En diciembre de 2018 se sumó a ese proyecto de ascenso al Aconcagua. “Cuando me lo propusieron les dije que nunca había subido más de 10 pisos por escalera, pero que si creían que yo podía hacerlo, iba a estar”, asegura. De la experiencia, a beneficio, participaron la judoca Paula Pareto, el ex basquetbolista Fabricio Oberto, el conductor Julián Weich y el capitán de Los Murciélagos Silvio Velo. “Jamás había puesto un pie en una montaña en mi vida. Lo sentí como un momento muy espiritual. Creas en lo que creas, vos te conectás con eso: con una piedra, con la energía, con Dios, con el Buddha, con lo que sea, pero te conectás”, enfatiza.
“Un día de los que iba subiendo por la montaña, una persona de un grupo que bajaba preguntó quién era el Espartano. No sabía si levantar la mano o no. Me daba miedo pensar que era alguien al que podía haberle robado o algo había pasado. Tras unos segundos dije que era yo, y me contestó que en la cárcel estaban todos siguiendo mi ascenso y rezando por mí. Cómo lo sabía, no lo sé, pero había llegado eso hasta ahí arriba”. Son recuerdos fuertes.
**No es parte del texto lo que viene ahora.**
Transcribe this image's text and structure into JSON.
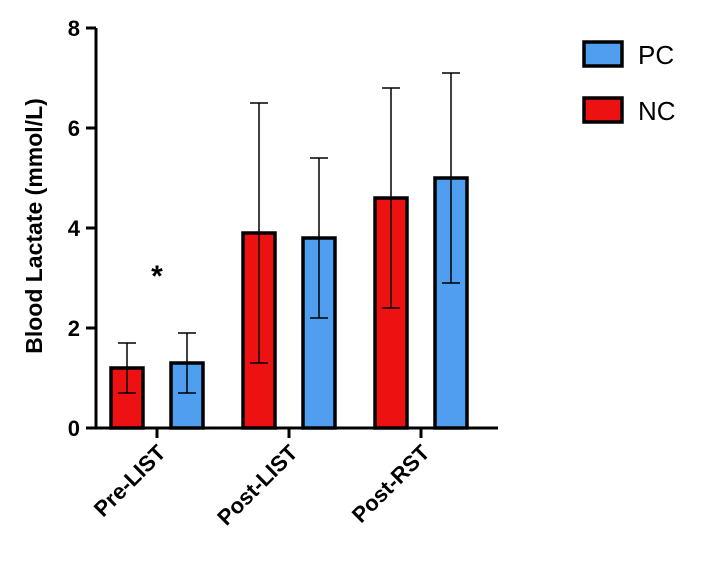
{
  "chart_data": {
    "type": "bar",
    "title": "",
    "xlabel": "",
    "ylabel": "Blood  Lactate (mmol/L)",
    "ylim": [
      0,
      8
    ],
    "yticks": [
      0,
      2,
      4,
      6,
      8
    ],
    "categories": [
      "Pre-LIST",
      "Post-LIST",
      "Post-RST"
    ],
    "series": [
      {
        "name": "NC",
        "color": "#ee1111",
        "values": [
          1.2,
          3.9,
          4.6
        ],
        "errors": [
          0.5,
          2.6,
          2.2
        ]
      },
      {
        "name": "PC",
        "color": "#4f9ef0",
        "values": [
          1.3,
          3.8,
          5.0
        ],
        "errors": [
          0.6,
          1.6,
          2.1
        ]
      }
    ],
    "legend": {
      "placement": "top-right",
      "entries": [
        {
          "label": "PC",
          "color": "#4f9ef0"
        },
        {
          "label": "NC",
          "color": "#ee1111"
        }
      ]
    },
    "annotations": [
      {
        "text": "*",
        "category": "Pre-LIST"
      }
    ],
    "grid": false
  }
}
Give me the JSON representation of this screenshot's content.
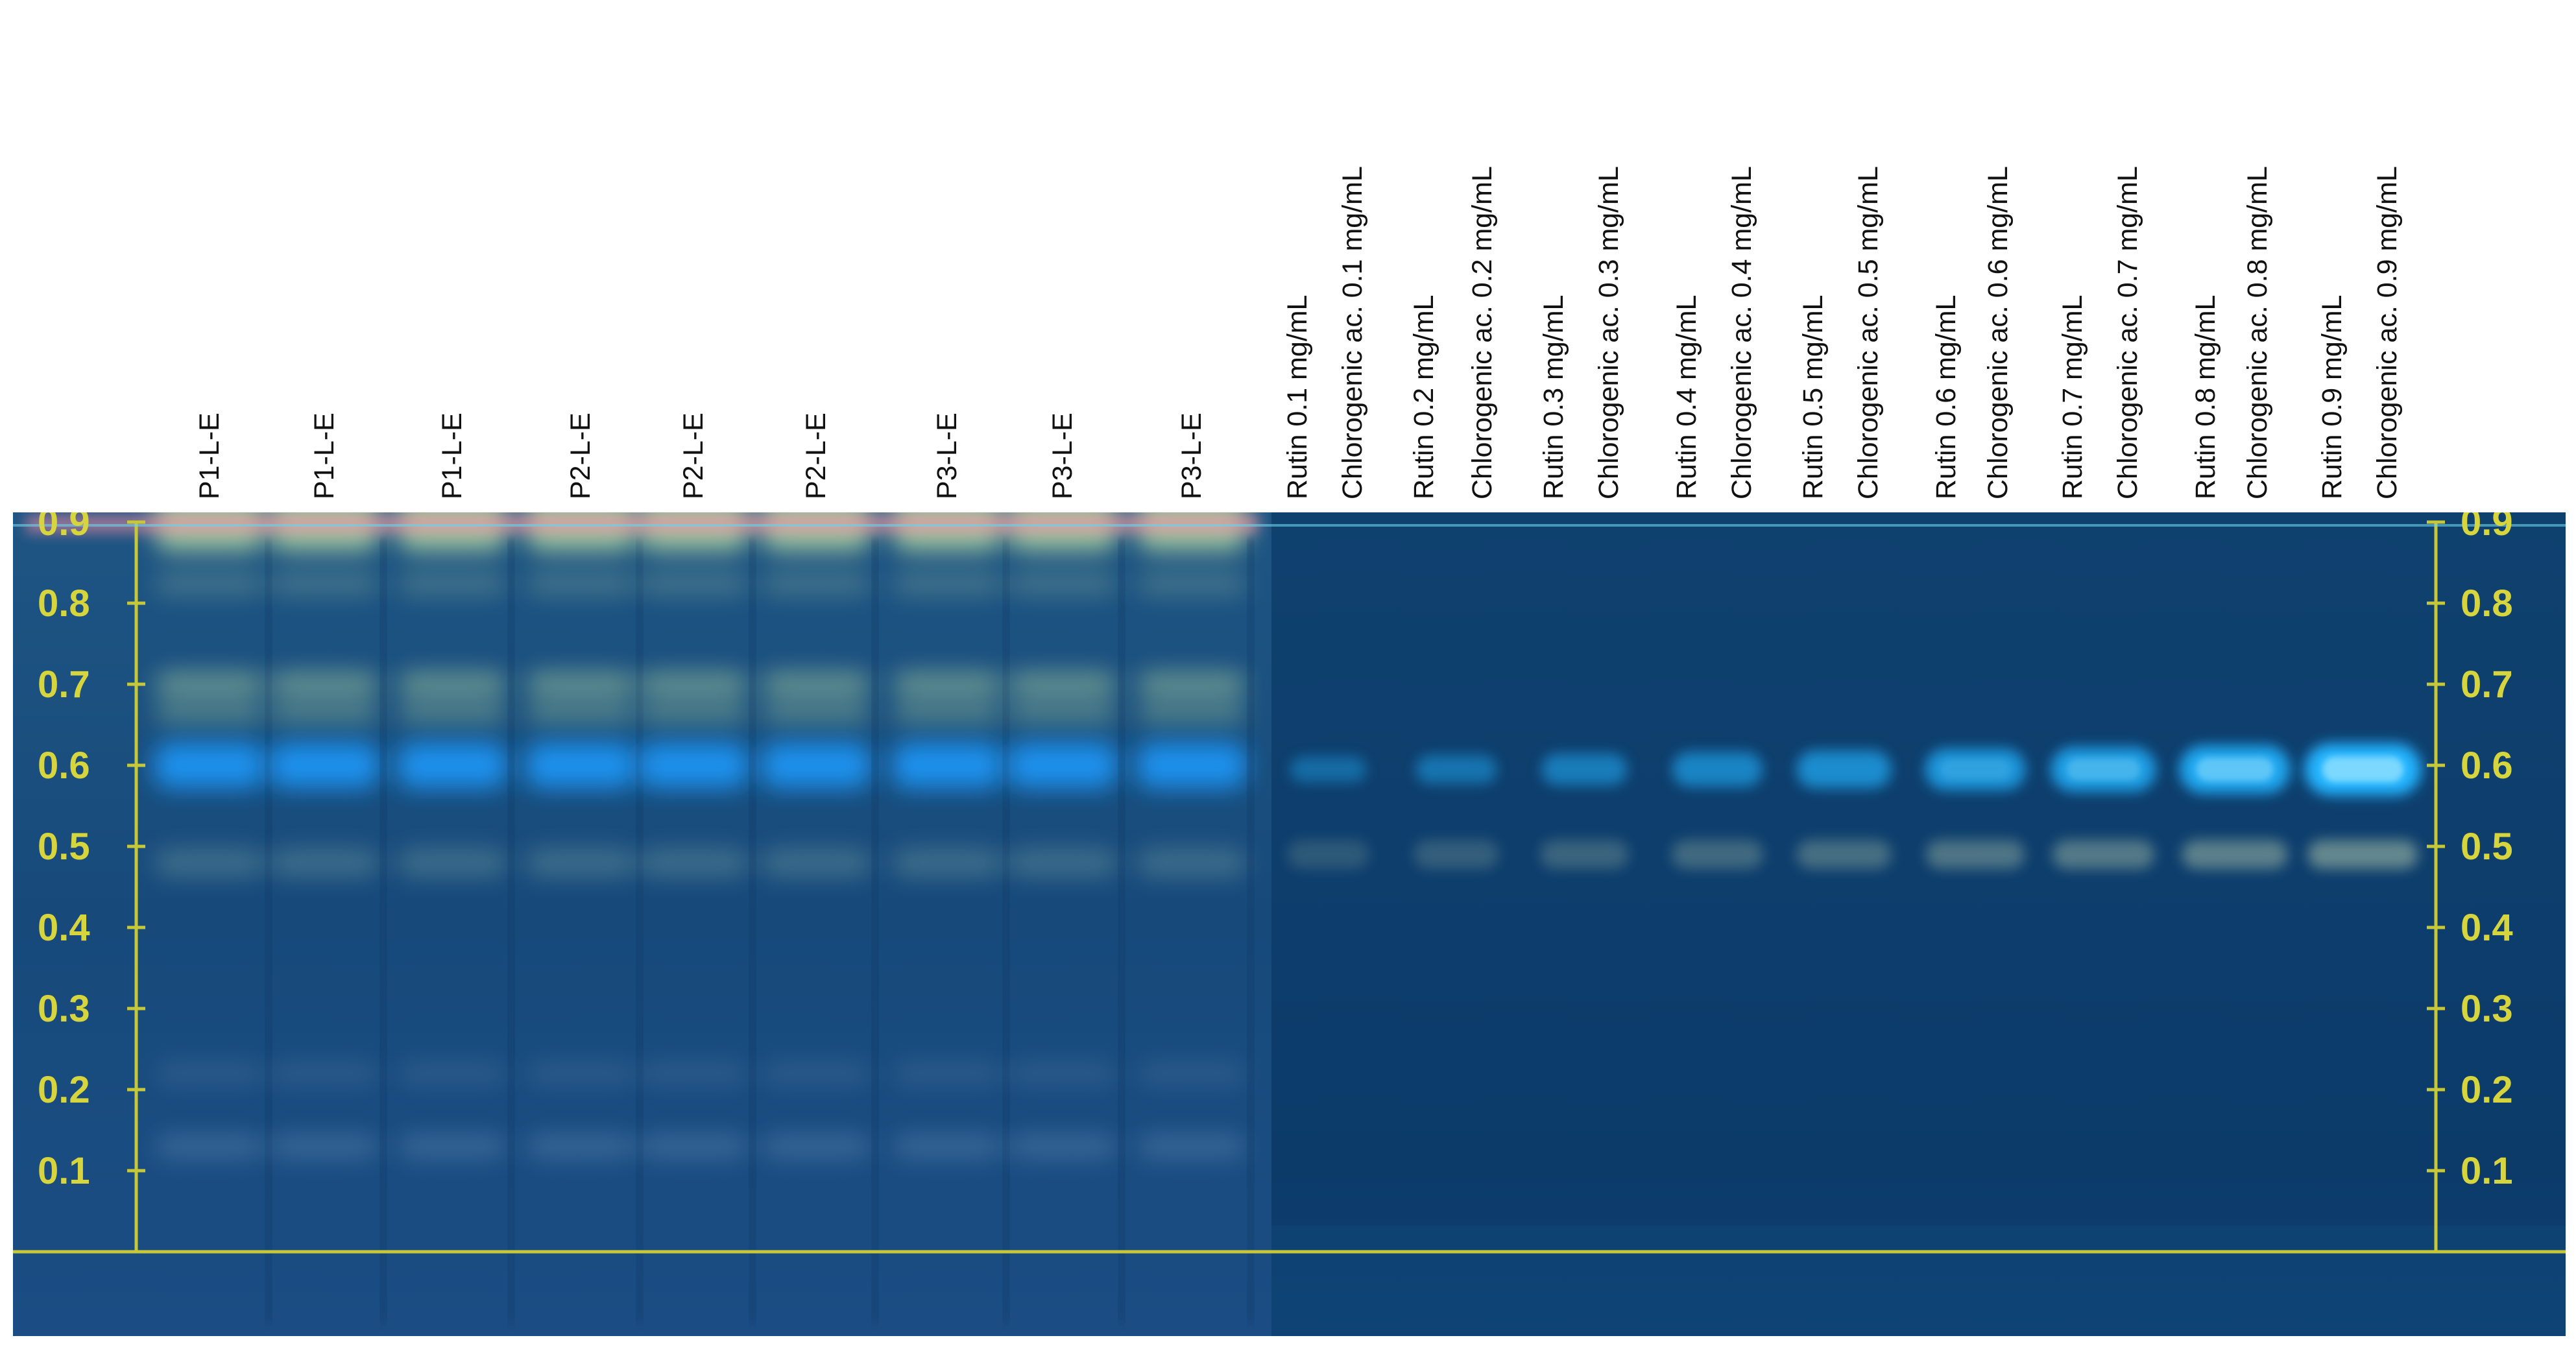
{
  "sample_lanes": [
    {
      "label": "P1-L-E"
    },
    {
      "label": "P1-L-E"
    },
    {
      "label": "P1-L-E"
    },
    {
      "label": "P2-L-E"
    },
    {
      "label": "P2-L-E"
    },
    {
      "label": "P2-L-E"
    },
    {
      "label": "P3-L-E"
    },
    {
      "label": "P3-L-E"
    },
    {
      "label": "P3-L-E"
    }
  ],
  "standard_lanes": [
    {
      "rutin_label": "Rutin 0.1 mg/mL",
      "chlorogenic_label": "Chlorogenic ac. 0.1 mg/mL",
      "intensity": 0.12
    },
    {
      "rutin_label": "Rutin 0.2 mg/mL",
      "chlorogenic_label": "Chlorogenic ac. 0.2 mg/mL",
      "intensity": 0.22
    },
    {
      "rutin_label": "Rutin 0.3 mg/mL",
      "chlorogenic_label": "Chlorogenic ac. 0.3 mg/mL",
      "intensity": 0.32
    },
    {
      "rutin_label": "Rutin 0.4 mg/mL",
      "chlorogenic_label": "Chlorogenic ac. 0.4 mg/mL",
      "intensity": 0.42
    },
    {
      "rutin_label": "Rutin 0.5 mg/mL",
      "chlorogenic_label": "Chlorogenic ac. 0.5 mg/mL",
      "intensity": 0.52
    },
    {
      "rutin_label": "Rutin 0.6 mg/mL",
      "chlorogenic_label": "Chlorogenic ac. 0.6 mg/mL",
      "intensity": 0.64
    },
    {
      "rutin_label": "Rutin 0.7 mg/mL",
      "chlorogenic_label": "Chlorogenic ac. 0.7 mg/mL",
      "intensity": 0.74
    },
    {
      "rutin_label": "Rutin 0.8 mg/mL",
      "chlorogenic_label": "Chlorogenic ac. 0.8 mg/mL",
      "intensity": 0.86
    },
    {
      "rutin_label": "Rutin 0.9 mg/mL",
      "chlorogenic_label": "Chlorogenic ac. 0.9 mg/mL",
      "intensity": 1.0
    }
  ],
  "rf_scale": {
    "ticks": [
      "0.9",
      "0.8",
      "0.7",
      "0.6",
      "0.5",
      "0.4",
      "0.3",
      "0.2",
      "0.1"
    ],
    "values": [
      0.9,
      0.8,
      0.7,
      0.6,
      0.5,
      0.4,
      0.3,
      0.2,
      0.1
    ]
  },
  "bands": {
    "sample": [
      {
        "rf": 0.9,
        "color": "#c9e8a6",
        "opacity": 0.72
      },
      {
        "rf": 0.825,
        "color": "#a8cfa3",
        "opacity": 0.25
      },
      {
        "rf": 0.7,
        "color": "#b8dea2",
        "opacity": 0.45
      },
      {
        "rf": 0.665,
        "color": "#a7d0a0",
        "opacity": 0.35
      },
      {
        "rf": 0.6,
        "color": "#1a9cff",
        "opacity": 0.85
      },
      {
        "rf": 0.48,
        "color": "#8fb3a7",
        "opacity": 0.35
      },
      {
        "rf": 0.22,
        "color": "#6b8fb8",
        "opacity": 0.22
      },
      {
        "rf": 0.13,
        "color": "#7aa0c8",
        "opacity": 0.3
      }
    ],
    "standard": [
      {
        "rf": 0.595,
        "color": "#22b4ff"
      },
      {
        "rf": 0.49,
        "color": "#8aa89d"
      }
    ]
  },
  "colors": {
    "plate_dark": "#0b3a68",
    "plate_sample": "#184c7c",
    "frame": "#c7c837",
    "tick_text": "#d7d53d",
    "top_glow": "#ff8fa6",
    "blue_band": "#22b4ff"
  }
}
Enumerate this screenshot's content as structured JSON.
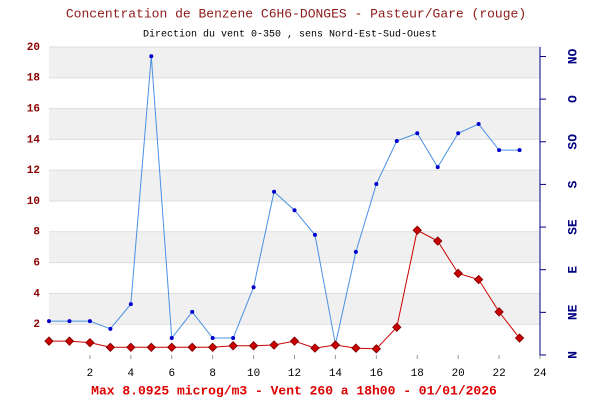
{
  "chart_data": {
    "type": "line",
    "title": "Concentration de Benzene C6H6-DONGES - Pasteur/Gare (rouge)",
    "subtitle": "Direction du vent 0-350 , sens Nord-Est-Sud-Ouest",
    "caption": "Max 8.0925 microg/m3 - Vent 260  a 18h00 - 01/01/2026",
    "x": [
      0,
      1,
      2,
      3,
      4,
      5,
      6,
      7,
      8,
      9,
      10,
      11,
      12,
      13,
      14,
      15,
      16,
      17,
      18,
      19,
      20,
      21,
      22,
      23
    ],
    "series": [
      {
        "color": "#4a90e2",
        "values": [
          2.2,
          2.2,
          2.2,
          1.7,
          3.3,
          19.4,
          1.1,
          2.8,
          1.1,
          1.1,
          4.4,
          10.6,
          9.4,
          7.8,
          0.7,
          6.7,
          11.1,
          13.9,
          14.4,
          12.2,
          14.4,
          15.0,
          13.3,
          13.3
        ]
      },
      {
        "color": "#cc0000",
        "values": [
          0.9,
          0.9,
          0.8,
          0.5,
          0.5,
          0.5,
          0.5,
          0.5,
          0.5,
          0.6,
          0.6,
          0.65,
          0.9,
          0.45,
          0.65,
          0.45,
          0.4,
          1.8,
          8.1,
          7.4,
          5.3,
          4.9,
          2.8,
          1.1
        ]
      }
    ],
    "xlim": [
      0,
      24
    ],
    "xticks": [
      2,
      4,
      6,
      8,
      10,
      12,
      14,
      16,
      18,
      20,
      22,
      24
    ],
    "ylim": [
      0,
      20
    ],
    "yticks": [
      2,
      4,
      6,
      8,
      10,
      12,
      14,
      16,
      18,
      20
    ],
    "y2lim": [
      0,
      325
    ],
    "y2ticks": [
      {
        "value": 0,
        "label": "N"
      },
      {
        "value": 45,
        "label": "NE"
      },
      {
        "value": 90,
        "label": "E"
      },
      {
        "value": 135,
        "label": "SE"
      },
      {
        "value": 180,
        "label": "S"
      },
      {
        "value": 225,
        "label": "SO"
      },
      {
        "value": 270,
        "label": "O"
      },
      {
        "value": 315,
        "label": "NO"
      }
    ],
    "grid": true
  }
}
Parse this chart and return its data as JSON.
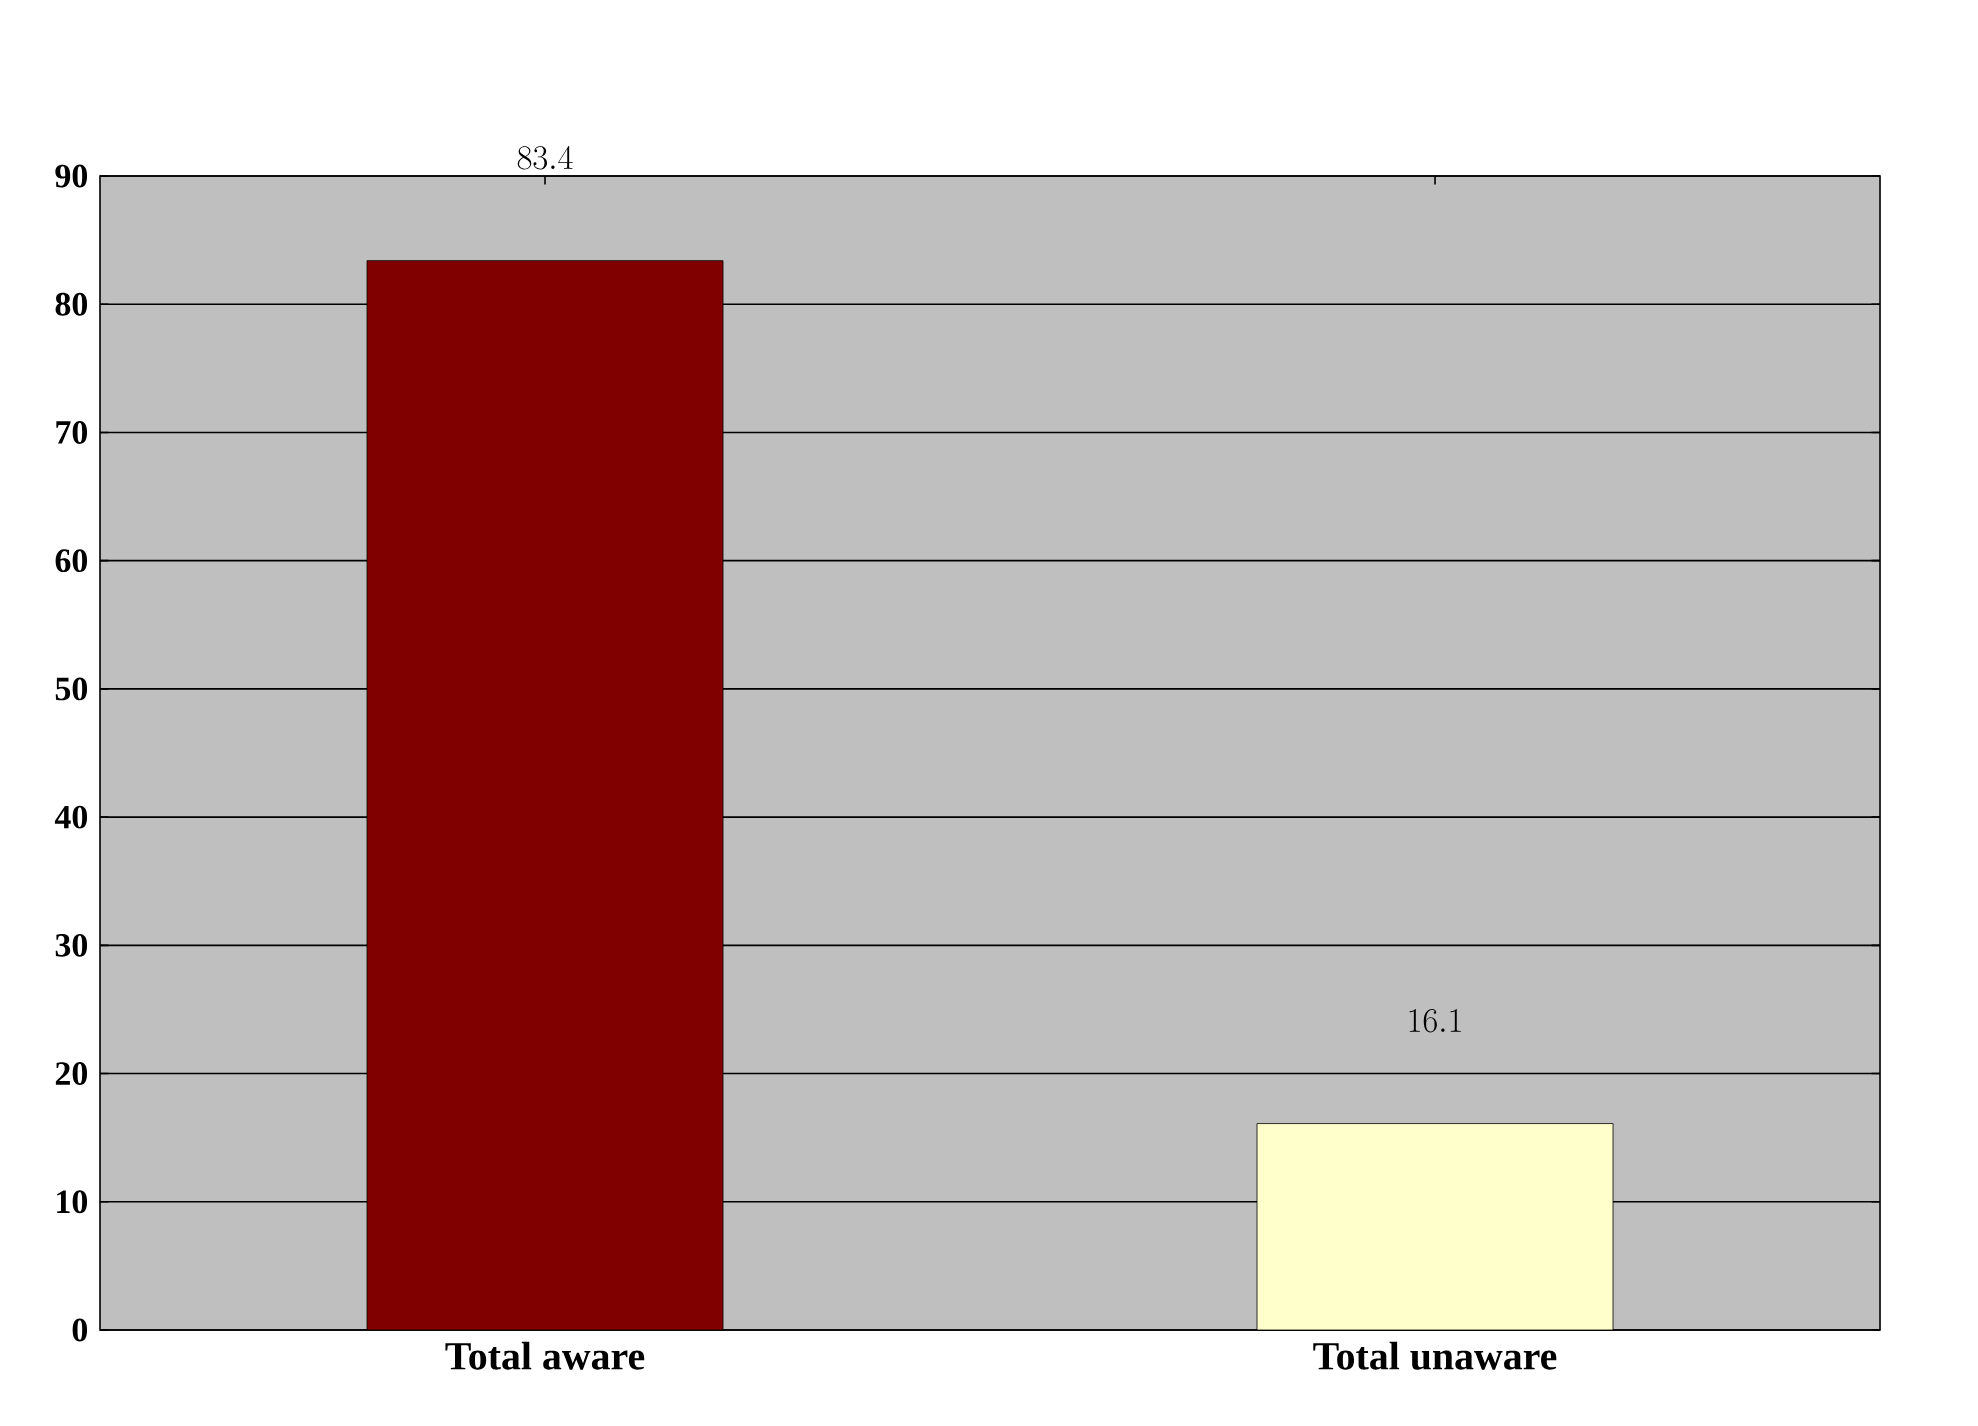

“Estando a 25 grados bajo cero y con nieve por la rodilla, a 6400 metros, que te sentís como si estuvieras muerto, me sentía mal y le dije al guía que no me importaba más ni los Espartanos ni la montaña y que me quería ir, la estaba pasando verdaderamente mal. Pero me aferré a una frase que nos dijo el Papa Francisco cuando lo visitamos en 2015 (junto con otros once ex presos): En el arte de ascender, lo importante no es no caer, sino no permanecer caído”, detalla Baraja. “Eso me dio energía para llegar a la cumbre. Estaba a unos 500 metros, pero íbamos a tardar seis horas”, dimensiona. Cada uno tuvo su cumbre, pero sólo llegaron a la cima Ezequiel y Weich.
“Cuando uno va con la pelota y lo taclean, se cae y se levanta. En la vida, vos te levantás y seguís adelante. Cuando llegué agradecí a la vida en general por haber logrado lo que fuimos a buscar, que era llevar la bandera y el logro de los Espartanos lo más alto posible”, repite una y otra vez, después de haberse apasionado con el alpinismo. “Bajé y dije que no volvía más, pero después de un tiempo le tomé el gusto. Y fui a Rusia y subí al Monte Elbrus”, amplía. Allí, al pico más elevado de Europa con 5642 metros, también llevó la bandera amarilla de la Fundación.
“Volví a la cárcel a ayudar, a compartir cuál era mi historia y qué era lo que hacía yo todos los días afuera y empecé a coordinar los entrenamientos de rugby”, explica en el documental, delante de decenas de Espartanos que se aferran al compañero de al lado tanto como a la esperanza de un destino opuesto al que los llevó al encierro. “Si se lo proponen, como yo en ese momento que descubrí que no tenía techo, ustedes también lo pueden lograr”, es el mensaje que les transmite, además de su voz de entrenador.